PM calls off multi-day lockdowns
The Government has shifted its strategy from weekday lockdowns going forward and has returned to nightly curfews as a more sustained measure to keep businesses afloat while curtailing the spread of COVID-19.
Prime Minister Andrew Holness said there would have to be a “significant event in terms of a massive outbreak” to merit a return to the multi-day lockdowns.
“The Government is now at a stage where it cannot apply these blanket measures, these very crude measures, because it is like using a hammer to try and solve the problem of trying to kill a fly,” Holness declared in a statement to the House of Representatives on Wednesday.
Holness said that the Government would consult with other stakeholders to determine an acceptable time frame for curfews.
Effective September 18 to October 28, curfew hours from Monday to Friday have been adjusted from 7 p.m. to 8 p.m. nightly until 5 a.m. the following day.
Curfew starts at 6 p.m. on Saturdays and is lifted at 5 a.m. on Monday, with Sunday being a lockdown day.
The prime minister told his parliamentary colleagues that other measures under the Disaster Risk Management Act would remain in place.

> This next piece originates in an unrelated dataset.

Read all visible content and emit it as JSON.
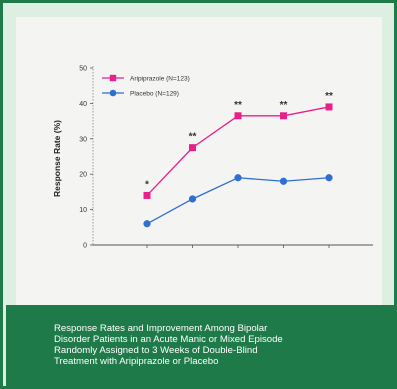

The limit on persons attending church services remains at 20. Wedding ceremonies are also restricted to 20 persons.
Only 20 family members, mourners, and clergy can attend funeral services.
Burials are allowed from Monday to Friday from 9 a.m. to 4 p.m., with only 15 persons involved.
Turning to the Government’s vaccination programme, the prime minister conceded that the resources in the public sector were inadequate to carry out the exercise efficiently.
He announced, therefore, that the Government would be engaging the services of the private health sector to administer vaccines.
Holness said that the administration would pay the private entity per person vaccinated.
At the same time, the administration is preparing to launch a national call for health personnel to administer the jab.
Jamaican health workers locally and abroad are being invited to participate in the exercise.
To date, 208,169 people have been fully vaccinated, representing seven per cent of the population.
As at Tuesday, Jamaica had recorded 77,497 infections since the coronavirus was first detected here in March 2020.
There have been 1,757 related deaths.